CNN falls into MSNBC’s trap with Jeff Zucker’s presidency
One of my personality ticks is that I sometimes pay too much attention to what goes on behind the scenes in movies and television. To me, it makes sense because it helps me anticipate what the final product will be in upcoming attractions.
I first became aware of the name Jeff Zucker back in 2004 when he was president of NBC entertainment and his decision making had become so bad that Saturday Night Live cast member Jimmy Fallon starred in several skits ridiculing Zucker's broken methodology in television programming. You know someone stinks when a comedy show from one's own network is going out of its way to ridicule someone behind the scenes by name.

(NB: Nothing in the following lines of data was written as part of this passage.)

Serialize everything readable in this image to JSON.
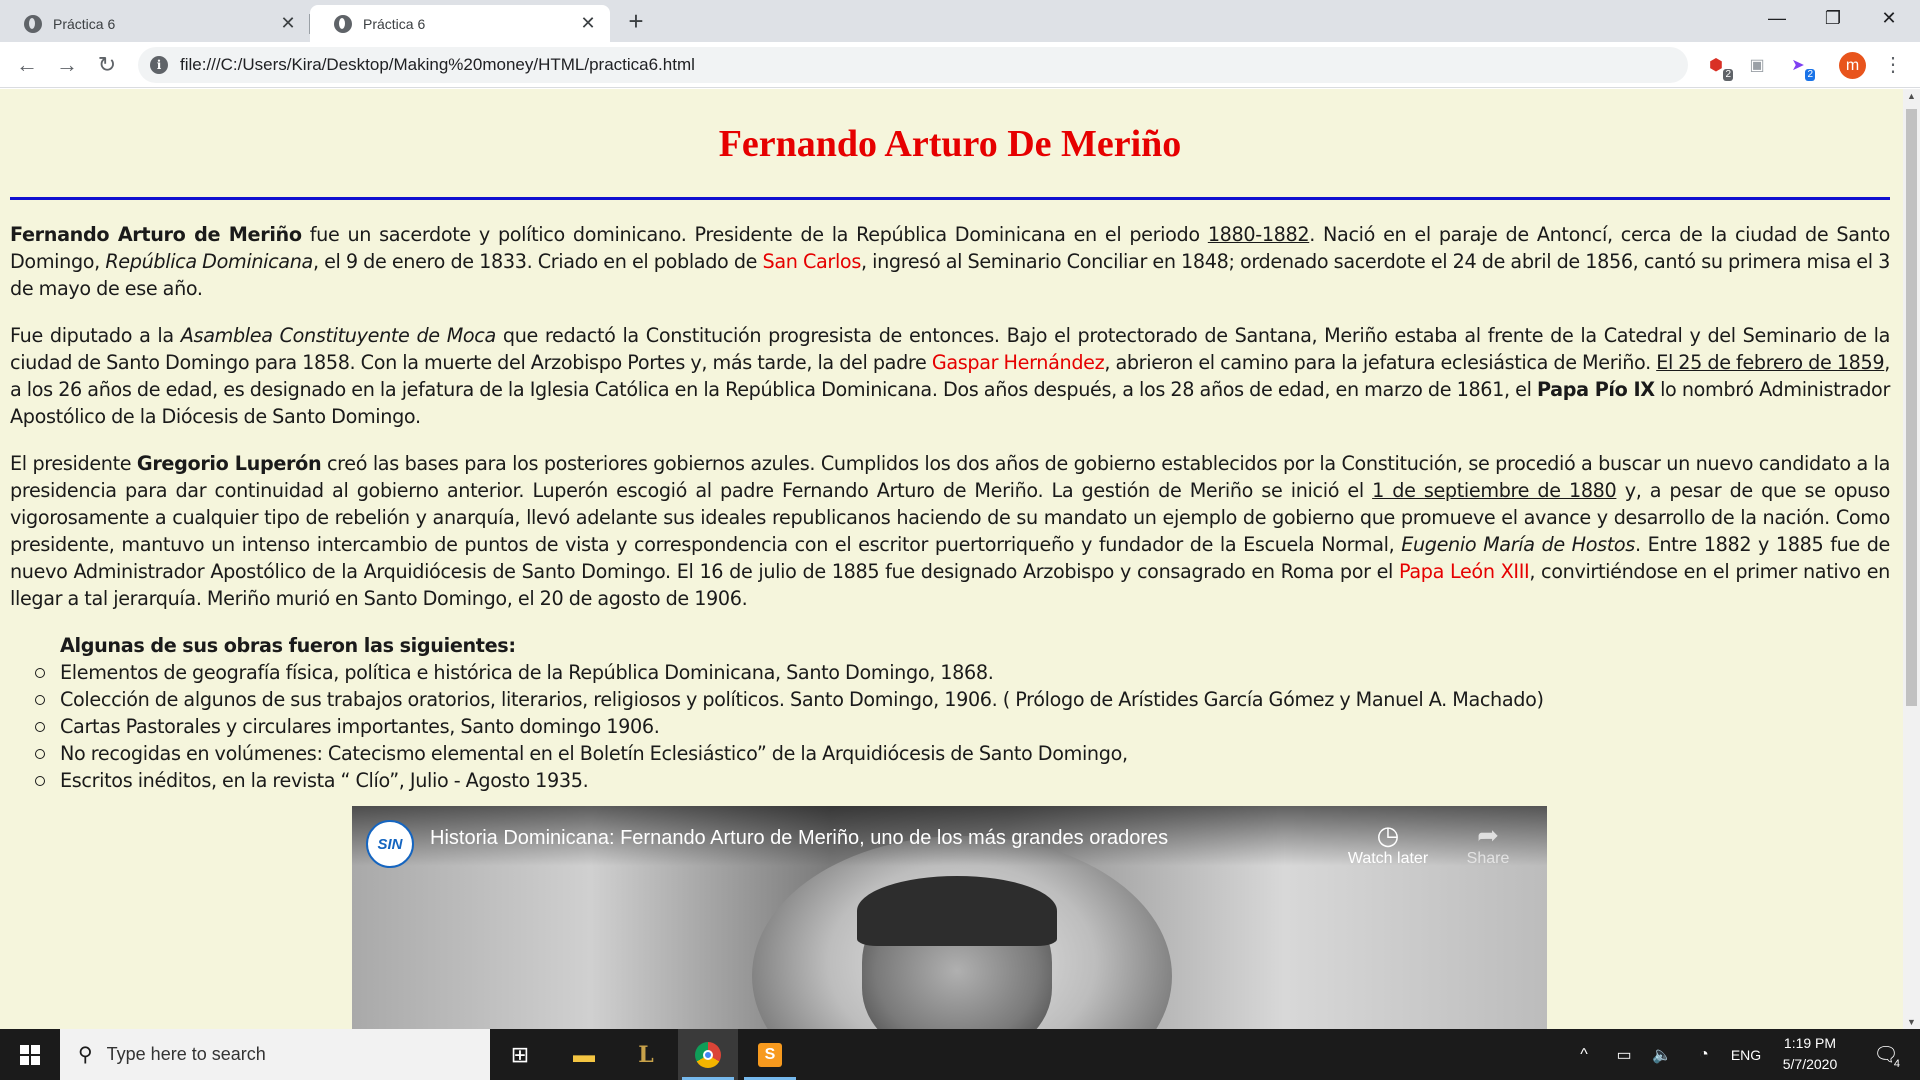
{
  "browser": {
    "tabs": [
      {
        "title": "Práctica 6",
        "active": false
      },
      {
        "title": "Práctica 6",
        "active": true
      }
    ],
    "url": "file:///C:/Users/Kira/Desktop/Making%20money/HTML/practica6.html",
    "extensions": [
      {
        "name": "ublock-extension-icon",
        "badge": "2",
        "color": "#d93025"
      },
      {
        "name": "grey-extension-icon",
        "badge": "",
        "color": "#9aa0a6"
      },
      {
        "name": "send-extension-icon",
        "badge": "2",
        "color": "#7e3ff2"
      }
    ],
    "profile_initial": "m",
    "profile_color": "#e8541c"
  },
  "page": {
    "title": "Fernando Arturo De Meriño",
    "title_color": "#e60000",
    "rule_color": "#1010d0",
    "background": "#f5f5dc",
    "p1": {
      "b1": "Fernando Arturo de Meriño",
      "t1": " fue un sacerdote y político dominicano. Presidente de la República Dominicana en el periodo ",
      "u1": "1880-1882",
      "t2": ". Nació en el paraje de Antoncí, cerca de la ciudad de Santo Domingo, ",
      "i1": "República Dominicana",
      "t3": ", el 9 de enero de 1833. Criado en el poblado de ",
      "r1": "San Carlos",
      "t4": ", ingresó al Seminario Conciliar en 1848; ordenado sacerdote el 24 de abril de 1856, cantó su primera misa el 3 de mayo de ese año."
    },
    "p2": {
      "t1": "Fue diputado a la ",
      "i1": "Asamblea Constituyente de Moca",
      "t2": " que redactó la Constitución progresista de entonces. Bajo el protectorado de Santana, Meriño estaba al frente de la Catedral y del Seminario de la ciudad de Santo Domingo para 1858. Con la muerte del Arzobispo Portes y, más tarde, la del padre ",
      "r1": "Gaspar Hernández",
      "t3": ", abrieron el camino para la jefatura eclesiástica de Meriño. ",
      "u1": "El 25 de febrero de 1859",
      "t4": ", a los 26 años de edad, es designado en la jefatura de la Iglesia Católica en la República Dominicana. Dos años después, a los 28 años de edad, en marzo de 1861, el ",
      "b1": "Papa Pío IX",
      "t5": " lo nombró Administrador Apostólico de la Diócesis de Santo Domingo."
    },
    "p3": {
      "t1": "El presidente ",
      "b1": "Gregorio Luperón",
      "t2": " creó las bases para los posteriores gobiernos azules. Cumplidos los dos años de gobierno establecidos por la Constitución, se procedió a buscar un nuevo candidato a la presidencia para dar continuidad al gobierno anterior. Luperón escogió al padre Fernando Arturo de Meriño. La gestión de Meriño se inició el ",
      "u1": "1 de septiembre de 1880",
      "t3": " y, a pesar de que se opuso vigorosamente a cualquier tipo de rebelión y anarquía, llevó adelante sus ideales republicanos haciendo de su mandato un ejemplo de gobierno que promueve el avance y desarrollo de la nación. Como presidente, mantuvo un intenso intercambio de puntos de vista y correspondencia con el escritor puertorriqueño y fundador de la Escuela Normal, ",
      "i1": "Eugenio María de Hostos",
      "t4": ". Entre 1882 y 1885 fue de nuevo Administrador Apostólico de la Arquidiócesis de Santo Domingo. El 16 de julio de 1885 fue designado Arzobispo y consagrado en Roma por el ",
      "r1": "Papa León XIII",
      "t5": ", convirtiéndose en el primer nativo en llegar a tal jerarquía. Meriño murió en Santo Domingo, el 20 de agosto de 1906."
    },
    "works": {
      "heading": "Algunas de sus obras fueron las siguientes:",
      "items": [
        "Elementos de geografía física, política e histórica de la República Dominicana, Santo Domingo, 1868.",
        "Colección de algunos de sus trabajos oratorios, literarios, religiosos y políticos. Santo Domingo, 1906. ( Prólogo de Arístides García Gómez y Manuel A. Machado)",
        "Cartas Pastorales y circulares importantes, Santo domingo 1906.",
        "No recogidas en volúmenes: Catecismo elemental en el Boletín Eclesiástico” de la Arquidiócesis de Santo Domingo,",
        "Escritos inéditos, en la revista “ Clío”, Julio - Agosto 1935."
      ]
    },
    "video": {
      "channel_logo_text": "SIN",
      "title": "Historia Dominicana: Fernando Arturo de Meriño, uno de los más grandes oradores",
      "watch_later": "Watch later",
      "share": "Share"
    }
  },
  "taskbar": {
    "search_placeholder": "Type here to search",
    "language": "ENG",
    "time": "1:19 PM",
    "date": "5/7/2020",
    "notification_count": "4"
  }
}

Despite being one of the Big Three networks, NBC sank to fourth place for the first time in history under Zucker's watch. His programming style shied away from traditional television and embraced reality TV with a vengeance, “Fear Factor” easily being one of his greatest offenses. The only good thing NBC had going for it was "The Apprentice" and that had more to do with Donald Trump than Jeff Zucker.
As he made his way up NBC's ladder to president and CEO, he began committing worse offenses. It was his bright idea to move Jay Leno into prime time and that failure sparked the feud between Leno and Conan O'Brien for the late night time slot.
He then began to reprogram their cable news arm, MSNBC. He began stacking up their editorial side as counter-programming to Fox News. A fool's errand, as Pew Research shows that MSNBC is now more biased than Fox News, yet still has lower ratings according to Nielson Research.
The bad publicity and worse ratings forced Zucker out when Comcast bought majority stakes in NBC’s parent company, General Electric. It says a lot when a company is willing to pay you tens of millions of dollars just to get rid of you.
So as you can imagine at this point I was more than horrified when I learned last week that CNN was seriously considering bringing Jeff Zucker in as its new president. The deal has been finalized for him to start work in January.
I like CNN doing things straight down the political middle. After seeing what Zucker did to MSNBC, I fear he will try his failed counter-programming experiment again. Or worse, try to give it a cheap infotainment/reality TV spin. Part of me is afraid he'll change “The Situation Room with Wolf Blitzer” to “The Situation Room with Mike ‘The Situation’ Sorrentino.”
I am hoping that this management change will be an innocuous one. If not, then all I have left is C-SPAN.